2. Siyaseten öldürme ile ta'zir:

Hanefi ve Malikilere göre, İslam devleti suçlarda tekrarı, suç işlemeyi alışkanlık haline getirmek veya eşcinsellik gibi bazı suçları işleyenlere ölüm cezası verebilir. Buna "siyaseten katl" denir. Bunun için hakim kararı gerekir. Mesela; Allah'a, meleklerden veya peygamberlerden birisine söven kimse Müslüman ise öldürülür. Bu konu da şu ayete dayanan bir görüş birliği vardır: "Şüphesiz Allah'a karşı gelen ve Resulune eziyet edenleri Allah, dünyada da ahirette de lanetlemiş ve onlar için hor ve hakir yapan bir azap hazırlamıştır” (el-Ahzab, 33/57)

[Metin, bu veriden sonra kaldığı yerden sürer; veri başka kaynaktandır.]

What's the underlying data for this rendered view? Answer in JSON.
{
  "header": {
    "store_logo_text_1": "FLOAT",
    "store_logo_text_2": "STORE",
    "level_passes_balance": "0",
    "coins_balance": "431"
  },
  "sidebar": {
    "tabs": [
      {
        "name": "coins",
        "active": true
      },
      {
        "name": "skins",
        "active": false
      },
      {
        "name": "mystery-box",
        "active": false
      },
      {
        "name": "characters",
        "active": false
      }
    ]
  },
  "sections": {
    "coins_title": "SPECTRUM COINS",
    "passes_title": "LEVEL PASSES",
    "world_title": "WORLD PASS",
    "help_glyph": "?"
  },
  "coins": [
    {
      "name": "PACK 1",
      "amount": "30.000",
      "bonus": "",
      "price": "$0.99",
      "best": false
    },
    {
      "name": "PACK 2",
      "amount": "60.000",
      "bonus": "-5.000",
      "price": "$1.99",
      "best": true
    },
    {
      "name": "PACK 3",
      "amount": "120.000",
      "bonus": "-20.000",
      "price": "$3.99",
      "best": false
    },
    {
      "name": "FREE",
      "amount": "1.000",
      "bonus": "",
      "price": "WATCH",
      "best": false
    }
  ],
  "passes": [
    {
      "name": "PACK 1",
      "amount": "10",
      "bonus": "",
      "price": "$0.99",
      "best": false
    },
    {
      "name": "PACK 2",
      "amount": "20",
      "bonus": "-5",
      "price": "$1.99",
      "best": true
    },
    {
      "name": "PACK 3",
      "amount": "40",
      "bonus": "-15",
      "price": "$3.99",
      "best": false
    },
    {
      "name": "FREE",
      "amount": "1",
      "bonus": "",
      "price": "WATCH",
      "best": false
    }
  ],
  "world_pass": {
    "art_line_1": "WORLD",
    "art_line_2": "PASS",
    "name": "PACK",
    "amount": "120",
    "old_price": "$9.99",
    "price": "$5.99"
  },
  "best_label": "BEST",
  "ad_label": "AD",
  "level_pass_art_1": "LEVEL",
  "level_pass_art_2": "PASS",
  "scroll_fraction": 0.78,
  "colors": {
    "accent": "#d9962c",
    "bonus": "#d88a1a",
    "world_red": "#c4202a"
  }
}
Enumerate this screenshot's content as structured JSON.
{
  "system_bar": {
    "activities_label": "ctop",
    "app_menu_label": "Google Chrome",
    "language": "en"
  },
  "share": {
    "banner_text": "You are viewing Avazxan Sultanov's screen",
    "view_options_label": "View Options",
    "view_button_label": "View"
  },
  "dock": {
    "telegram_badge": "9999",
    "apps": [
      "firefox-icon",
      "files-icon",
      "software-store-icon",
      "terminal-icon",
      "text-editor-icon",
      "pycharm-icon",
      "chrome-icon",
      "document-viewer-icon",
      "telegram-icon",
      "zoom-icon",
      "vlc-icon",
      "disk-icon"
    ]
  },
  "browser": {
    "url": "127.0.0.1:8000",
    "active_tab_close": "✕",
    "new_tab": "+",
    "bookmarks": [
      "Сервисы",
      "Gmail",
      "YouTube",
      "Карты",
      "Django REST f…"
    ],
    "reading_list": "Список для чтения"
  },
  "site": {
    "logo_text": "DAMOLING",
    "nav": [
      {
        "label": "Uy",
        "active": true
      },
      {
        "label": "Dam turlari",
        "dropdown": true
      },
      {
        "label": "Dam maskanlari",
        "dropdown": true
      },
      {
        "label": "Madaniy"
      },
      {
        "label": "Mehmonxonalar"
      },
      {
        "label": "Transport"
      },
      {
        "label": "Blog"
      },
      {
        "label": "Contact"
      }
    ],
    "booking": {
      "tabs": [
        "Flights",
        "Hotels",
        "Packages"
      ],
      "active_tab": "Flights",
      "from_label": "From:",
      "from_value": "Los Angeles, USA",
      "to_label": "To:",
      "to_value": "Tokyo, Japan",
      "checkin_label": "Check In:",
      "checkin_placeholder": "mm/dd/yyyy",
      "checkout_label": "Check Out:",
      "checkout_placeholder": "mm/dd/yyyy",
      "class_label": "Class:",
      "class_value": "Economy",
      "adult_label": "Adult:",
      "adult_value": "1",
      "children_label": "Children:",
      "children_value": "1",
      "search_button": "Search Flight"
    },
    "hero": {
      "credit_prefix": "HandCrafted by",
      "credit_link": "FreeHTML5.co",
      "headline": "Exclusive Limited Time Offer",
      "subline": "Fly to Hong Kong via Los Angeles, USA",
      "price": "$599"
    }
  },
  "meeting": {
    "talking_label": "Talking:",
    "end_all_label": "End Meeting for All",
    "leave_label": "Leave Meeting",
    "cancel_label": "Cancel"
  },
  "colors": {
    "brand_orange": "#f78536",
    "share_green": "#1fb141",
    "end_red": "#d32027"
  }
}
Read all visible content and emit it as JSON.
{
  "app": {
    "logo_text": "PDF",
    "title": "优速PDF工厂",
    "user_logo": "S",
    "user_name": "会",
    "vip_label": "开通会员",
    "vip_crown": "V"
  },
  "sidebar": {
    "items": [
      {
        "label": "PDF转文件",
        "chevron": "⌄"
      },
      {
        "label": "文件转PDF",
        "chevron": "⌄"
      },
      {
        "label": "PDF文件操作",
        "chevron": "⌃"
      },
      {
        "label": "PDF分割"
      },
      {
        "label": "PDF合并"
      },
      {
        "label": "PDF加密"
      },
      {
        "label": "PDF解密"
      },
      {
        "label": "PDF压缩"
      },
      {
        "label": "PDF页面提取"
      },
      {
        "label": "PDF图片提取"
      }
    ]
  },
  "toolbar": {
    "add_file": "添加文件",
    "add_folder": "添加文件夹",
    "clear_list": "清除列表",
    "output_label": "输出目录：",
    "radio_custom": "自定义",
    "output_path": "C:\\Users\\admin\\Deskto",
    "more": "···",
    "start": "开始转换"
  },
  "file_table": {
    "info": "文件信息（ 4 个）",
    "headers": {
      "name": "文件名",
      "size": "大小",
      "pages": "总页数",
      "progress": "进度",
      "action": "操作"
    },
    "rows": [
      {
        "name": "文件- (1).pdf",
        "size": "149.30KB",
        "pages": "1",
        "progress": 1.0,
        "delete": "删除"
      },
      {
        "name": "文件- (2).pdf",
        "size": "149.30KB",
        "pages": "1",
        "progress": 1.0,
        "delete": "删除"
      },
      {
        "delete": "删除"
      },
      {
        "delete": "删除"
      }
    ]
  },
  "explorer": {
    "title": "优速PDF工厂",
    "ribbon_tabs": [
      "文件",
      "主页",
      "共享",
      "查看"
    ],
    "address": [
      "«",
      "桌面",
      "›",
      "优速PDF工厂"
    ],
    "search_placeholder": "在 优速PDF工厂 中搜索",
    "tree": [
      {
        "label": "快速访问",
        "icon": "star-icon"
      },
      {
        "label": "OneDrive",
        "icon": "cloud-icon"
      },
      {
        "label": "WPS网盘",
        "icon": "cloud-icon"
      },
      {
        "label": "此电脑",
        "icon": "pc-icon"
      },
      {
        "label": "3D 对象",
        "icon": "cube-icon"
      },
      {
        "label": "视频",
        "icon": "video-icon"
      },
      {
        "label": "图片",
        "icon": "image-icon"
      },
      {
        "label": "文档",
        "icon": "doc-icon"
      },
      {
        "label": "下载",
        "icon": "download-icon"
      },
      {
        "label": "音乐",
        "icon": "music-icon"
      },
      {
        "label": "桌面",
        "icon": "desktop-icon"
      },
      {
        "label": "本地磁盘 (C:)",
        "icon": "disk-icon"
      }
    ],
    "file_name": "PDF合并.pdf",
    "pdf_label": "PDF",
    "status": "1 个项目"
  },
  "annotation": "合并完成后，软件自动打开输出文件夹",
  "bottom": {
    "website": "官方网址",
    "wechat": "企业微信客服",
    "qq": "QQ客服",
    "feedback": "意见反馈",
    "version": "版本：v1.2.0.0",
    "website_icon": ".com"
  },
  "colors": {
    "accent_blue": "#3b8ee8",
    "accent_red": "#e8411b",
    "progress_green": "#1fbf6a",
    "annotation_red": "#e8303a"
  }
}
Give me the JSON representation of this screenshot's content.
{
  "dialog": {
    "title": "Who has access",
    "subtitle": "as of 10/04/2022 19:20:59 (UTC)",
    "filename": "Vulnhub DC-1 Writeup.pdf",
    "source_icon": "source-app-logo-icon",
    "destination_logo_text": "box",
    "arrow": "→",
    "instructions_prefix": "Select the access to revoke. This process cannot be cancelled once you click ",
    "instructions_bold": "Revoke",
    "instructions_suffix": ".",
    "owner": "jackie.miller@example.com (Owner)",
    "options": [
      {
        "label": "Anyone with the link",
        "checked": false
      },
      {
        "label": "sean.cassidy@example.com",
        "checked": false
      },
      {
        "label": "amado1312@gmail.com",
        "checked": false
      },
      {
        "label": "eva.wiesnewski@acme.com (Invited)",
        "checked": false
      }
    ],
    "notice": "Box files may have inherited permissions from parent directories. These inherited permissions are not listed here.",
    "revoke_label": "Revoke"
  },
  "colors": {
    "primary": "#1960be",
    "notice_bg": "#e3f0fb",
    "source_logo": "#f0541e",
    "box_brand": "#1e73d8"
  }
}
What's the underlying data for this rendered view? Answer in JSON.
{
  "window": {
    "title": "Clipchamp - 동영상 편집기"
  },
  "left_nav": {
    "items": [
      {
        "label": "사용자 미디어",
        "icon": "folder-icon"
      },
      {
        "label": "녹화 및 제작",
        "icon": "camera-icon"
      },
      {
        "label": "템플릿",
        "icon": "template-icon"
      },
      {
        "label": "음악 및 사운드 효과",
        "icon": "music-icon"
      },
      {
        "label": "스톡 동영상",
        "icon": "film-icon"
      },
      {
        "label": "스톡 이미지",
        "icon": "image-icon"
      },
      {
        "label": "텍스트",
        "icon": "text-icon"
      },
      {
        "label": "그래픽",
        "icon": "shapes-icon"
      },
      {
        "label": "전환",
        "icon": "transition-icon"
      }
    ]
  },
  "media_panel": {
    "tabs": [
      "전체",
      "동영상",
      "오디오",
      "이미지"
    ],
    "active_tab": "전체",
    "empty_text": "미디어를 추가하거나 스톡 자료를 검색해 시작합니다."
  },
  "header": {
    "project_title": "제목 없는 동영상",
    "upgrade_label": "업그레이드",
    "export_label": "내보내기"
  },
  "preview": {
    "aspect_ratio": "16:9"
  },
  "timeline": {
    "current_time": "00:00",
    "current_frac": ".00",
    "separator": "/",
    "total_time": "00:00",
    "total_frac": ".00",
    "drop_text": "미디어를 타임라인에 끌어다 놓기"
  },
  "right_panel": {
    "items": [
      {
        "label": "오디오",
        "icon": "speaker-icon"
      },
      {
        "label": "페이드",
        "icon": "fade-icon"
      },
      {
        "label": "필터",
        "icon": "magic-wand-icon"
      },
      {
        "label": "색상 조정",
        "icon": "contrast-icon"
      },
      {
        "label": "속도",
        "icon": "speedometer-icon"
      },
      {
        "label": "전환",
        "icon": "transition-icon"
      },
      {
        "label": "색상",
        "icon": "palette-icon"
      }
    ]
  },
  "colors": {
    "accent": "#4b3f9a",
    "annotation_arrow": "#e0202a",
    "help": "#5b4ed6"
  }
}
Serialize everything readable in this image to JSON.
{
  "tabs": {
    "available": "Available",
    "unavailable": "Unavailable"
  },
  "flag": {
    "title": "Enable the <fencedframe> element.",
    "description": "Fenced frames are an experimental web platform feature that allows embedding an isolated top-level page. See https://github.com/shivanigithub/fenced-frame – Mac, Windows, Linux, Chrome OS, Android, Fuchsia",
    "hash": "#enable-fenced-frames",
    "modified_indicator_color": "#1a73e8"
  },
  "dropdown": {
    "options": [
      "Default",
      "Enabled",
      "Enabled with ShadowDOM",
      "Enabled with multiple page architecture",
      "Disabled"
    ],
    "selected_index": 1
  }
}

Kısaca, yaptığı kötülükler, öldürmedikçe önlenemeyecek kimse siyaseten öldürülür. Hırsızlığı alışkanlık haline getiren kimse ile başkalarına bozuk inançlarını telkine çalışan zındık gibi. İslam alimlerinin çoğuna göre sihir yapanın hükmü de böyledir (İbn Âbidin, Reddü'l-Muhtar, III, 196; ez-Zühayli, a.g.e., VI, 200).

Maliki ve Hanbelilere göre, Müslümanlar aleyhine, düşman adına casusluk yapan Müslüman casus öldürülür. Ebu Hanife ve İmam Şafii aksi görüştedir. Diğer yandan Şafiilerden bir toplulukla, Ahmed b. Hanbel kitap ve sünnete aykırı olan bid'atlara çağıran kimsenin öldürülmesini caiz görürler (İbn Teymiyye, es-Siyasetü'ş-,Şer'iyye, s. 114, el-Hisbe, s. 48; eş-Şirazi, el-Mühezzeb, II, 242).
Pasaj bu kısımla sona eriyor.